Exercise M22


The objective of this exercise is to learn how to use a simple method to estimate core and pan genomes. The method used in this exercise is dependent on the order in which the proteomes are presented to the method. The method can be generalized, however, by randomly sampling all the possible combinations. We will not do this in the exercise, since it is very computationally intensive. If you are interested in this, however, you are welcome to ask about it.

Key tools used in this exercise:
Run the fixR script Do this by downloading the script, opening a terminal and typing::
sh fixR
Then R should work nicely and be integrated with the emacs.editor.

To make typing easier You can consider running the fix_keyboard script again.
sh fix_keyboard
How to save data to a usb-stick
This is provided as a service, if you feel you need it. It is not something you need for the exercise. After inserting your usb stick, you can type the following to access it.
mount -w -o users /dev/sdb1 /mnt/tmp
Now you can access the contents of the usb stick at /mnt/tmp.
Before removing the usb stick, type:
umount /mnt/tmp
  1. Estimating the pan and core genomes

    As has been discussed in a number of the talks, there seems, in groups of organisms, to be some core genes, which are shared between all the genomes, and some are specifik to a smaller subgroup.
    Download this example list of genomes: list.txt.
    Now open the list in an editor, emacs for instance.
    emacs list.txt &
    In the list you see each proteins.fsa file preceeded by the organism name. This list configures the core genome script. The script takes each of the fasta files in turn and uses blast to find which proteins are new (those are added to the pan genome), and which have been found in all the genomes (these constitute the core genome).
    As you can imagine, this procedure depends tremendously on which order the genomes are presented. So you should take care to sort the list.
    A reasonable way to do this, is to group the genomes by similarity, and to have the biggest genomes first.
    When you are done editing the list, save it by pressing Ctrl+x Ctrl+s, and quit emacs with Ctrl+x Ctrl+c. You are now ready to start the script. It might take quite a long time to run.
    coregenome-1.1 list.txt > data.dat
    Status of the blasts will be printed continuously, so you can see how the program is progressing.

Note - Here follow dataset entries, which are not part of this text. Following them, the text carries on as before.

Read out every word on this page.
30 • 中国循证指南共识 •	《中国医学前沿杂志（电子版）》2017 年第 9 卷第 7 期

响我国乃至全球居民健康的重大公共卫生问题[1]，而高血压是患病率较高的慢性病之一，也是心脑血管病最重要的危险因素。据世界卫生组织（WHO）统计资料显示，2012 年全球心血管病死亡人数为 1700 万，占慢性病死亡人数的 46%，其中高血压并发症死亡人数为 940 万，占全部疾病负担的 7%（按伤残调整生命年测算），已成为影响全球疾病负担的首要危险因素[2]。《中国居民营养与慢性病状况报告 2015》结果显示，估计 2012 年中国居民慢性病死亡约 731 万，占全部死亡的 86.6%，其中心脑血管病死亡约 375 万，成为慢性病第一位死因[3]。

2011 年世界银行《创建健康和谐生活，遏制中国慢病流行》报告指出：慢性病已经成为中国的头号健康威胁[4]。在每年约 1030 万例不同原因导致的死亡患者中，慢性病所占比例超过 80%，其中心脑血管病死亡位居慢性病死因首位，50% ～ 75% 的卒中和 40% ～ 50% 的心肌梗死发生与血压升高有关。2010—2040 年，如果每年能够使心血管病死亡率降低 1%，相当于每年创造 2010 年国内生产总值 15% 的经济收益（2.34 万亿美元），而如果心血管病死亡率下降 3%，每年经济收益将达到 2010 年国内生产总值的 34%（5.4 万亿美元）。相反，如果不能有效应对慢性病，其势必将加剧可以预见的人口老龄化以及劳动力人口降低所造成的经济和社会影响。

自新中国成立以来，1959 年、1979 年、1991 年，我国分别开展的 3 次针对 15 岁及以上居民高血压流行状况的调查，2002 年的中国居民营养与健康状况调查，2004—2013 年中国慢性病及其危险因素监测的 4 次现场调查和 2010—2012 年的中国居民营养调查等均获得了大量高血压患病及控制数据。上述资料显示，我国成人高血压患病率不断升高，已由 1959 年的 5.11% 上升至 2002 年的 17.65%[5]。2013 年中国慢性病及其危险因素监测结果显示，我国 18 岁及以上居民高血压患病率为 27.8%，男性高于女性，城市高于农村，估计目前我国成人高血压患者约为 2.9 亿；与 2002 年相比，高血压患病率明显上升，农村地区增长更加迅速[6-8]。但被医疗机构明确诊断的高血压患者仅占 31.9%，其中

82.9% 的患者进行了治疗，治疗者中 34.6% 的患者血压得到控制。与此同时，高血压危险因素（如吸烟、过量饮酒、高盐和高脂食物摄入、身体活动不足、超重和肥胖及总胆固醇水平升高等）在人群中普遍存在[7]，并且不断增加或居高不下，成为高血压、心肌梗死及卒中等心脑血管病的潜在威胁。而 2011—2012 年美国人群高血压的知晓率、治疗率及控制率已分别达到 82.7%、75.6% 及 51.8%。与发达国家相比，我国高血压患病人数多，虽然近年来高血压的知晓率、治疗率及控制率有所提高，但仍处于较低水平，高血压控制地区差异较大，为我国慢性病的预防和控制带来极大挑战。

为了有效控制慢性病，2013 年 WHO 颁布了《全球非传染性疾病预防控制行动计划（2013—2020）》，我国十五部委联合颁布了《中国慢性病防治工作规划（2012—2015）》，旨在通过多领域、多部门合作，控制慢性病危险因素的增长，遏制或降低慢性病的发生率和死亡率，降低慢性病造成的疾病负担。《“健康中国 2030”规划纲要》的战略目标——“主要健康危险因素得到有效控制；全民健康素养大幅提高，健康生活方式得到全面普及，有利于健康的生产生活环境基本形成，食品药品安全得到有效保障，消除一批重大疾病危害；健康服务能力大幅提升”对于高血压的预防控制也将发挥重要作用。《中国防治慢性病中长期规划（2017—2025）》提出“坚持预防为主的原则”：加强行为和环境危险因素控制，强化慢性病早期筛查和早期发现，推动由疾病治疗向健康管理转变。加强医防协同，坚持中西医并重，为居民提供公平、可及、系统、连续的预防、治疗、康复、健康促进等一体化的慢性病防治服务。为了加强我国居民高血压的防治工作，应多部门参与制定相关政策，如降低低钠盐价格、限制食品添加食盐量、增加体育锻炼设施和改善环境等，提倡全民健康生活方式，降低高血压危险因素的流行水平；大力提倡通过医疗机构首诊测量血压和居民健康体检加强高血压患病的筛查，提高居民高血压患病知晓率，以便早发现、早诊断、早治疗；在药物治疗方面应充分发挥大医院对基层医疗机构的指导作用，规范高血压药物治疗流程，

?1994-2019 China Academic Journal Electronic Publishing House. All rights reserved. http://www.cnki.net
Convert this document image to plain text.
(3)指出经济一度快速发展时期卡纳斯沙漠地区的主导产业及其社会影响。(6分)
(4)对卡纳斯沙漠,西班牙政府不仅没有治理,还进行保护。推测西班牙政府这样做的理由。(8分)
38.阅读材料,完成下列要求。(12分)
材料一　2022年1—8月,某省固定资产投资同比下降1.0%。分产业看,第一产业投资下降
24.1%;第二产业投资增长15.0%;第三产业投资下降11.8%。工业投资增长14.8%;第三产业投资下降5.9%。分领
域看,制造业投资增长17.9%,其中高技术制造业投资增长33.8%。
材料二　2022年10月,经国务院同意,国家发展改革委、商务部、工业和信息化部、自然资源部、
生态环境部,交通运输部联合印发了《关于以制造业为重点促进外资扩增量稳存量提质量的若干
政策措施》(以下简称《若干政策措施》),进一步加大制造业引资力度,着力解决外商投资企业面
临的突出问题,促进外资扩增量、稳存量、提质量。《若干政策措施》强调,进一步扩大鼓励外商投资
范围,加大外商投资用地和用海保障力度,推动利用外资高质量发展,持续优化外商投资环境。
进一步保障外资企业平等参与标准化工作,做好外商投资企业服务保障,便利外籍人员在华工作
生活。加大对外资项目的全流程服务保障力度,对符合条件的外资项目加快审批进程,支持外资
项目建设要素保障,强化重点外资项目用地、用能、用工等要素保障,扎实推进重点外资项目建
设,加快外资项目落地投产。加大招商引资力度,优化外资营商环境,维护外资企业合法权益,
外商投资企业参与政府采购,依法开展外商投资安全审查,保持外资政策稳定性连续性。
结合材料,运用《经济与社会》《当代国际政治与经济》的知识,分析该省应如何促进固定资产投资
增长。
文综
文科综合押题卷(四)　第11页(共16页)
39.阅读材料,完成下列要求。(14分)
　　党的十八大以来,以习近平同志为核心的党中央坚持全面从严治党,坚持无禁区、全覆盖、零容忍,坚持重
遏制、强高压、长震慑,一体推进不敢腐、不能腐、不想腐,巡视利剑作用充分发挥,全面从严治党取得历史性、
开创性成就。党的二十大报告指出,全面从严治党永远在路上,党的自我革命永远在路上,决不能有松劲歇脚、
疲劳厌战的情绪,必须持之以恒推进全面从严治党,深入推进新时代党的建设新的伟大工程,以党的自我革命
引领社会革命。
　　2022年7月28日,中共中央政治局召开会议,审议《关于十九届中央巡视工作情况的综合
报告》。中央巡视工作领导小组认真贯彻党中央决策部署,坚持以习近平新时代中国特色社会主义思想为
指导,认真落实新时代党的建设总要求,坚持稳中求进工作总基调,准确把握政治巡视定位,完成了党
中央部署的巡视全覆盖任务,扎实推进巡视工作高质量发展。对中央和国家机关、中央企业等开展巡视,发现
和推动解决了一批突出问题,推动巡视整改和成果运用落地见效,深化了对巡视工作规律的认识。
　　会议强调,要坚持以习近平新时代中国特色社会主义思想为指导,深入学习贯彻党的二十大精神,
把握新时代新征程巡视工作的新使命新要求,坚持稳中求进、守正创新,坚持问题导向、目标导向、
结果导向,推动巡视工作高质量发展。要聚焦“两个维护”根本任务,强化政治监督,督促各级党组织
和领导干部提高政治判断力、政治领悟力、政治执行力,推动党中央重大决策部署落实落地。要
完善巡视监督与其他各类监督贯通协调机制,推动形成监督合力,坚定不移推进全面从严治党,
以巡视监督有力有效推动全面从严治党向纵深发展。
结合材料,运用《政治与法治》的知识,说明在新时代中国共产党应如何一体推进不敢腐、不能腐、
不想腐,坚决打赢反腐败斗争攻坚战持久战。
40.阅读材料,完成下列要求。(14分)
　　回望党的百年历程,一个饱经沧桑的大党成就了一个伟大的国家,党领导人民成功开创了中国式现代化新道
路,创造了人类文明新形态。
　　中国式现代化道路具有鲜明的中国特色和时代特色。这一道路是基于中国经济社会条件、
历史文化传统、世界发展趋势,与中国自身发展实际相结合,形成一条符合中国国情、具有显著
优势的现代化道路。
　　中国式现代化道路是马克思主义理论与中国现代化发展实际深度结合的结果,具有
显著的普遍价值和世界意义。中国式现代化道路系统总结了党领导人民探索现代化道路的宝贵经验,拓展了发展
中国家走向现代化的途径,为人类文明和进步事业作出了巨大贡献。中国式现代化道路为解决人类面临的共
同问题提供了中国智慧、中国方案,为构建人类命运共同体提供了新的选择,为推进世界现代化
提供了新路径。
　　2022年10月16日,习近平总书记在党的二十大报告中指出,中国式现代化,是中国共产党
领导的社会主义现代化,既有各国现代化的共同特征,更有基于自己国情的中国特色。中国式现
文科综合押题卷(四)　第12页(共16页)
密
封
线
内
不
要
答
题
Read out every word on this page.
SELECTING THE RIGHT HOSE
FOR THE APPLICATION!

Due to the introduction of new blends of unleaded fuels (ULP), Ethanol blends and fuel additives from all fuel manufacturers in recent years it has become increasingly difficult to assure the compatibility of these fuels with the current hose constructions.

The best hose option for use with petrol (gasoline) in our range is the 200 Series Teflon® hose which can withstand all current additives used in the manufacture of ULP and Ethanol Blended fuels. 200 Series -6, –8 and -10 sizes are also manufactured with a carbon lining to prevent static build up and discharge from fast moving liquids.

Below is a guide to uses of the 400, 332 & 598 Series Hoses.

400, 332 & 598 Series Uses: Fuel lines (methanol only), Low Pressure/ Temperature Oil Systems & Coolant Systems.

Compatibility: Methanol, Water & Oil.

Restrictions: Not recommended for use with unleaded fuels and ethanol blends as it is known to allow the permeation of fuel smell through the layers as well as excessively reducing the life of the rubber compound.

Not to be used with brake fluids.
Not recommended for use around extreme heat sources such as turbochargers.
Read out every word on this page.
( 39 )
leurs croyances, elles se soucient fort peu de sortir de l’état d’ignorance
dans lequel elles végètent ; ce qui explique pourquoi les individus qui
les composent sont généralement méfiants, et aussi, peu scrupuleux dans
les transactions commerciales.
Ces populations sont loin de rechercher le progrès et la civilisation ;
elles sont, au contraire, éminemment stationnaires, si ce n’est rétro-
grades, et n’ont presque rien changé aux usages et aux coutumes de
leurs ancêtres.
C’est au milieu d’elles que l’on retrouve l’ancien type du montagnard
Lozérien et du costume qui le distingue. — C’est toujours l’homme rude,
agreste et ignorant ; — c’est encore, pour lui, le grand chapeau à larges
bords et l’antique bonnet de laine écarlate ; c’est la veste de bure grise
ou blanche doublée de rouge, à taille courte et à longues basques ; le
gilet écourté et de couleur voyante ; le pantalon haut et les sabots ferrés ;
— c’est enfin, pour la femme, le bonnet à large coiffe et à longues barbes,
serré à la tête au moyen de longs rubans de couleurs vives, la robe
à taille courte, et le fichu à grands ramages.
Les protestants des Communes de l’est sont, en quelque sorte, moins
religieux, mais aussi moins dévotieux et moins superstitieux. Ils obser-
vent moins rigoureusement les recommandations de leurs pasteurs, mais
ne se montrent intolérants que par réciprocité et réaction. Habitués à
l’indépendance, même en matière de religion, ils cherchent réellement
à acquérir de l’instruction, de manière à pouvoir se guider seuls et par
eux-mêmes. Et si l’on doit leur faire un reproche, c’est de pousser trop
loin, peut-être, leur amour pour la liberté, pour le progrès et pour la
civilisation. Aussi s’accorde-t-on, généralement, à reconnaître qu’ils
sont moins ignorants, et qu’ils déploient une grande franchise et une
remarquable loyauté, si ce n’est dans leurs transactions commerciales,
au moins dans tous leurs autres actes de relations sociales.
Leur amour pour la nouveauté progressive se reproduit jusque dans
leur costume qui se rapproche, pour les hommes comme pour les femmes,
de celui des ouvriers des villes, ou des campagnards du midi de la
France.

    While you are waiting, you should register at the CCAMMERA webpage for the exercise tomorrow. the webpage is:


    You can take a look at the zoomable atlas page as well.

    http://www.cbs.dtu.dk/services/GenomeAtlas/suppl/zoomatlas/ After a long wait, possibly more than half an hour, the blasts will be done, and the results are written to the data.dat file. You are now ready to make the plot by typing:
    R --vanilla < ~/bin/coreplot.R
    Notice that this is yet another way to run R scripts.
    The R script assumes that the output is called data.dat and is present in the directory from where the script is run.

    The output is placed in a file called plot.ps, which you can view with the command:
    gv plot.ps
    Does the plot look as you would expect?

    If the proteome order is properly sampled, it is possible to estimate the size of the core and pan genome, as the asymptotes of the core and pan genome graphs.